The reduction of soot emissions, one of the main pollutants together with nitrogen oxides in the aviation sector, has been targeted as a priority in the decarbonisation process traced by the European Union for the coming years. ESTiMatE is a project under the Clean Sky program funded by the European Commission and composed of seven leading European institutions in experimental and numerical combustion research. ESTiMatE is focused on the characterisation of soot in relevant conditions and the development of modelling tools able to accurately predict this pollutant in the frame of High-Performance Computing (HPC).
Currently crossing the equator of its lifetime, the consortium is about to start the central tasks of the project, consisting of the numerical simulation of flames to assess the capabilities of the models to predict soot formation. Experimental campaigns carried out by the Karlsruher Institut für Technologie (KIT) and the Technische Universität Berlin (TUB) in laminar and turbulent flames respectively have provided a rich database which will be exploited when comparing to the numerical investigations. Moreover, the laminar flames measured by KIT have been already used by the Universität Stuttgart (IVLR) in collaboration with the Technische Universität Darmstadt (TUD) to develop a new and accurate chemical mechanism with special attention to the reliable prediction of soot precursors, the polycyclic aromatic hydrocarbons (PAHs).
In the coming months, the potential of the soot models developed by TUD in the Computational Fluid Dynamics (CFD) code OpenFOAM and the Barcelona Supercomputing Center (BSC) and the Technische Univeristeit Eindhoven (TUE) in the CFD code Alya will be tested. In this validation the Universitat Politècnica de València (UPV) will also participate.
Predicting soot is a quite complicated task since both chemical and physical processes intervene introducing a high computational load due to the large number of PAHs and the inherent complexity of accurately modelling not only soot inception, but also condensation and coagulation processes. Depending on the transported quantities the method of moments, used by TUD, or the sectional method, explored by TUE and BSC, have been derived.
To carry out the validation campaign, different configurations with increasing level of complexity will be simulated.
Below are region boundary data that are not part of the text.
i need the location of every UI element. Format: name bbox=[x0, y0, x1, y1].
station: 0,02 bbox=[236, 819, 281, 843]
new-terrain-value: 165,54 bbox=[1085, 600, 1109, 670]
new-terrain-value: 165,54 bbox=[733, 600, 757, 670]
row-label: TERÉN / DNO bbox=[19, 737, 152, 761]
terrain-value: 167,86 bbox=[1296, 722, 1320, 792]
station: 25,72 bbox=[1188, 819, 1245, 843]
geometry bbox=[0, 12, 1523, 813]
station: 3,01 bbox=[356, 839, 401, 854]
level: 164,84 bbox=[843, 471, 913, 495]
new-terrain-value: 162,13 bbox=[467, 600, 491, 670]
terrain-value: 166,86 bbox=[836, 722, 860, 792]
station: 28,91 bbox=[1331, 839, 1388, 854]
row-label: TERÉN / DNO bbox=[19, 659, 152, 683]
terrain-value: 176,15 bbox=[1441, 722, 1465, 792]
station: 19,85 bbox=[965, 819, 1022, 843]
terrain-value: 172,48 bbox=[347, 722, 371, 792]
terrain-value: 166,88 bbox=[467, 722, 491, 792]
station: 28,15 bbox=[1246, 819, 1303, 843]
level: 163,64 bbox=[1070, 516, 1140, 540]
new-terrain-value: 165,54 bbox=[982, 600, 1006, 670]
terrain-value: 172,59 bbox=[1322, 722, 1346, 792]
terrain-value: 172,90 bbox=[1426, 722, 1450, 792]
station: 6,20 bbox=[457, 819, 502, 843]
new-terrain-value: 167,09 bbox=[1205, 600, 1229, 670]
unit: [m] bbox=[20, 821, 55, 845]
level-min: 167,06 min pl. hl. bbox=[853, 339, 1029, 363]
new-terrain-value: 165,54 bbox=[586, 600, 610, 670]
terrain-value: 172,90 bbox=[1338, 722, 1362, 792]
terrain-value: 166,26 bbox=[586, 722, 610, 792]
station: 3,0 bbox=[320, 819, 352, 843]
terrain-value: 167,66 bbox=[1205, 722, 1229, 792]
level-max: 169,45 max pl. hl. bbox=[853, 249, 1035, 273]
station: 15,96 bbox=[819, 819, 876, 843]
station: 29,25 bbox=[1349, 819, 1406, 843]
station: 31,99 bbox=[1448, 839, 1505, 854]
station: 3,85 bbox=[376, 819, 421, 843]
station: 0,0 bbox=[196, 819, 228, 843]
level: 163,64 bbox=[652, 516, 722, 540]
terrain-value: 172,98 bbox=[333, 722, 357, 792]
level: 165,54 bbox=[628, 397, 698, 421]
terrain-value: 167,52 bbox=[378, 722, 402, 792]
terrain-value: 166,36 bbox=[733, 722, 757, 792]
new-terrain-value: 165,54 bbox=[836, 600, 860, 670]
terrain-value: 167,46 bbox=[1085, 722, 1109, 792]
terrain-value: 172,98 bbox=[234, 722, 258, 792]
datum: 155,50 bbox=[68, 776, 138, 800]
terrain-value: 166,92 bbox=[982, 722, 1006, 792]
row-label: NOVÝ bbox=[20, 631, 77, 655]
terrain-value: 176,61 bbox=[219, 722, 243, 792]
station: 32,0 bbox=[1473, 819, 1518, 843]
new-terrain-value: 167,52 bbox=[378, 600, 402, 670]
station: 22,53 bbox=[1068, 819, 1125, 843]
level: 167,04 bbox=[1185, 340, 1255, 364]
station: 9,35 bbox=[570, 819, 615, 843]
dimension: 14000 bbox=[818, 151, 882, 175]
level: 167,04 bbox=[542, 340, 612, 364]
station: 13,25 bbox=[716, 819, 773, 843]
First, efforts will be focused on the CFD calculation of a turbulent diffusion flame on a counter flow rig and a swirling configuration as representative cases of low TRL (Technology Readiness Level) test rigs. Then, the simulation of a single sector rig will be targeted and, finally, a real configuration, as it is a full annular configuration of the combustion chamber of an areoengine, will be simulated. The experimental information for these two last cases will be provided by Rolls Royce. Moreover, to ensure an efficient implementation of the models and algorithms an analysis of their performance will be carried out to prevent low performance in large-scale simulations.
The CFD simulations are expected to cover a wide range of TRL levels to demonstrate the accuracy and robustness of the advanced soot models developed in the project. To this aim, the availability of detailed experimental and an accurate chemical mechanism together with the application of such soot models will pave the way to better understand the complex phenomenon of soot formation and will provide the necessary tools for future improvement in the search of cleaner combustion technologies for aeroengines.